The workforce of Ferguson Shipbuilders, the only commercial shipyard left on the Clyde, was told yesterday that four out of five are facing redundancy as the order book is empty.

Management at the Port Glasgow yard has entered into a 30-day consultation with staff and confirmed that 99 of the 126 jobs at the yard are threatened.

Workers have been told that management is looking to lose 86 manual and 13 technical and managerial workers.

That would leave a workforce of just 27 at the 104-year-old yard. Managers have let the staff know that if any want to go voluntarily they can leave immediately, but warned that involuntary redundancies are an inevitability.

Final outfitting work is being carried out on the Loch Shira in the yard's Newark Quay but when the £4.6m passenger ferry is handed over to its owner CalMac Ferries next month there will be no work left at Ferguson.

The only other jobs which the yard has on its books are small steel fabrication or repair work.

Ferguson previously bid to build a £14m fisheries protection vessel but was turned down in early 2006 in preference to Appledore in Devon.

However, concerns were raised about the tendering process and last May the Scottish Fisheries Protection Agency (SFPA) froze the deal and launched an investigation.

The SFPA will not re-tender until that review is finalised, which will be August at the earliest, four months after work on the Loch Shira is complete.

Alex Logan, a plater at the yard and the acting convener of the GMB union, said a contract from the executive for a fisheries protection vessel is all that can save Ferguson.

Mr Logan, who joined the yard as an apprentice 31 years ago, said the executive must intervene immediately and bring forward the order.

He said: "We are not giving up without a fight here. We will do everything to keep our people in jobs. This town cannot afford to lose Ferguson and we have no choice but to fight this."

Robert Breckenridge, of the Amicus union, who works in the yard's pipe fabrication unit, said: "Because we have already tendered for this job all the preparation work is done.

"If we got the go-ahead we could start cutting the steel tomorrow. That's how ready we are to take on this job."

Jim Moohan, chairman of the Confederation of Shipbuilding and Engineering Unions, said Ferguson needed the order for the new fisheries protection vessel.
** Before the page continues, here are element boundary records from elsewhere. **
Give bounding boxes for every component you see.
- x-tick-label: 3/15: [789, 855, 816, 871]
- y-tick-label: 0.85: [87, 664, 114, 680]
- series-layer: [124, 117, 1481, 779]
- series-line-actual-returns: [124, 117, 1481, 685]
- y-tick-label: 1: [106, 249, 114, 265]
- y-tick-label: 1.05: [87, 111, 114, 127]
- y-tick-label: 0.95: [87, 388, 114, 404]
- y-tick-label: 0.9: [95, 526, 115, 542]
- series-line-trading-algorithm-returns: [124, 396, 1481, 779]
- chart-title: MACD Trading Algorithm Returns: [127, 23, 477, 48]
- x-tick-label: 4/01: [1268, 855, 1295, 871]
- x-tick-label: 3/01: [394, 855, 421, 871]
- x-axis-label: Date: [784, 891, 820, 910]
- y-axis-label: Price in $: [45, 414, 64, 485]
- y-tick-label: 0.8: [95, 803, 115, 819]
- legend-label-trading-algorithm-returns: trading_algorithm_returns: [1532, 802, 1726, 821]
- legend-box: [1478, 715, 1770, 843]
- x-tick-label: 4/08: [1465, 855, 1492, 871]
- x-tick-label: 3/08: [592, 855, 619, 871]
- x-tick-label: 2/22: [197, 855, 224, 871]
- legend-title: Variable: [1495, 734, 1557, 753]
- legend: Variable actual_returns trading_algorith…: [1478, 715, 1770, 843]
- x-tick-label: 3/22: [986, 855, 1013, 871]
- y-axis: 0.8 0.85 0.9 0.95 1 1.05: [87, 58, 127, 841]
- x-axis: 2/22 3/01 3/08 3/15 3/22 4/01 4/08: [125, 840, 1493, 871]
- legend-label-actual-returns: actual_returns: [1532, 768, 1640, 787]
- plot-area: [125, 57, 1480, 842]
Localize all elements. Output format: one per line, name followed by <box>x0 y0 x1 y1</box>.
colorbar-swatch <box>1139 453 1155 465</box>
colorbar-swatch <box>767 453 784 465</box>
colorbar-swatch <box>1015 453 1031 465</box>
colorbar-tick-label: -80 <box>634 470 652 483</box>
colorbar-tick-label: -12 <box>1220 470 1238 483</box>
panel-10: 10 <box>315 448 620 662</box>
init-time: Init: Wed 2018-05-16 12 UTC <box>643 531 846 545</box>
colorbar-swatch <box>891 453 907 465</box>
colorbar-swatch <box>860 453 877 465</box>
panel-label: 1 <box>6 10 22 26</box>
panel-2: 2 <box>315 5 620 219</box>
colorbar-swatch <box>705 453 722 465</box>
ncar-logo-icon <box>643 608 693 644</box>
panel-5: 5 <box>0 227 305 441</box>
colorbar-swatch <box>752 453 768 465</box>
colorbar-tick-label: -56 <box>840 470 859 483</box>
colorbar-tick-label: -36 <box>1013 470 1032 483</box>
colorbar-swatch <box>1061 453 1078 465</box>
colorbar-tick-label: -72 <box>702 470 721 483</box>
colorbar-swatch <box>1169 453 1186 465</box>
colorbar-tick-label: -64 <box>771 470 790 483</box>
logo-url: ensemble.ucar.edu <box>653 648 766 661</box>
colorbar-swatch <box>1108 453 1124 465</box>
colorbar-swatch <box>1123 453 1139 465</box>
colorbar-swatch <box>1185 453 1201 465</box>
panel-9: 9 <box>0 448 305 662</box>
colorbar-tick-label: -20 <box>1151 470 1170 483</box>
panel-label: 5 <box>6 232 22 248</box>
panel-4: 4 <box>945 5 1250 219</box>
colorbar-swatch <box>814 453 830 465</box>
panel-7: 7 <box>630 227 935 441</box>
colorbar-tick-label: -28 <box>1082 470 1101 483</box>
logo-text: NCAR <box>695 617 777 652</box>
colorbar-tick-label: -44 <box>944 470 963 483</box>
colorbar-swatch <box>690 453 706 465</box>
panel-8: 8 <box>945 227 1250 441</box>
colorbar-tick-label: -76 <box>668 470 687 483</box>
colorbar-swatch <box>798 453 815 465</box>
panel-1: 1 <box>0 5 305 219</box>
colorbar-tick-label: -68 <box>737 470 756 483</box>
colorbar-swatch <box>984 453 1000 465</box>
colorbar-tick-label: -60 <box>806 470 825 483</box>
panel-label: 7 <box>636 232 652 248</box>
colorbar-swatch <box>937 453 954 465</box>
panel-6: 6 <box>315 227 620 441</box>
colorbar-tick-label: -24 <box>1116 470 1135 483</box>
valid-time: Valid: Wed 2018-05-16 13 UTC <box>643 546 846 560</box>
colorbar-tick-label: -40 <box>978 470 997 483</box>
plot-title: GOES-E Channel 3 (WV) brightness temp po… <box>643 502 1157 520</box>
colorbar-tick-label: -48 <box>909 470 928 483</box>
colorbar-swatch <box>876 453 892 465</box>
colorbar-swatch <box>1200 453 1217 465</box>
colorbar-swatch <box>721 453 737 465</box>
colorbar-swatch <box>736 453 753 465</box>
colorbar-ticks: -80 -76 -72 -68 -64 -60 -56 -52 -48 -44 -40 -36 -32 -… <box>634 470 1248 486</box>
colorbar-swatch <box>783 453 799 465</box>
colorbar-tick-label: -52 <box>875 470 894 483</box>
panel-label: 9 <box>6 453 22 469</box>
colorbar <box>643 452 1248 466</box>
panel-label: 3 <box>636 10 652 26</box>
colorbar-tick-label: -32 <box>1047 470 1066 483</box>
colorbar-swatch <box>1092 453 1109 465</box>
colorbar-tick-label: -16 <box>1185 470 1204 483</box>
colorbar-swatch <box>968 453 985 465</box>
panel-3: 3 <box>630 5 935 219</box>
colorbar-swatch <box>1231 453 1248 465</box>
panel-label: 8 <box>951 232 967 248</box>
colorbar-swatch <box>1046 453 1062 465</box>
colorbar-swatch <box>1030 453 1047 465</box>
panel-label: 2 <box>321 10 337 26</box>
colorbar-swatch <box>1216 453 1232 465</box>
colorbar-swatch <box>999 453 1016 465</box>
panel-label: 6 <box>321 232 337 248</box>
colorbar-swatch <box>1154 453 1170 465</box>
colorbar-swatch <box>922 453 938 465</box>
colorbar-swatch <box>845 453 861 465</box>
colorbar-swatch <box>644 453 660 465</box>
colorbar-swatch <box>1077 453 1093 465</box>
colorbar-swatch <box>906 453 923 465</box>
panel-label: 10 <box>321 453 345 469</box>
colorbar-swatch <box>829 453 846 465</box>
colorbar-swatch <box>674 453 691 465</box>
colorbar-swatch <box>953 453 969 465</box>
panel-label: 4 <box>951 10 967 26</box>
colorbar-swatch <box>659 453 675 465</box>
He said: "This could give the consultation period major substance. Without any action the executive is, in effect, placing a closure sign upon the yard.

"This order is in the hands of the Scottish Executive."

The only politician to contact the workers personally to offer support was Trish Godman, the Labour MSP for West Renfrewshire.

Richard Deane, managing director of the yard, said: "We have been continuing to restructure the company - this is by no means a closure. The number of redundancies has not been decided yet."

A spokesman for the Scottish Executive said that until the SFPA had finished a review of its internal procedures it would not re-tender the fisheries vessel contract.

Meanwhile, as workers at Ferguson prepared for a bleak future, Des McNulty, the Deputy Communities Minister, announced £3.7m of investment for Inverclyde.

The funding will enable Riverside Inverclyde, the new urban regeneration company, to support a range of local projects, including the removal of the James Watt Dock wall to allow visual access to the waterfront and the redevelopment of the upper floor of the Port Glasgow town buildings.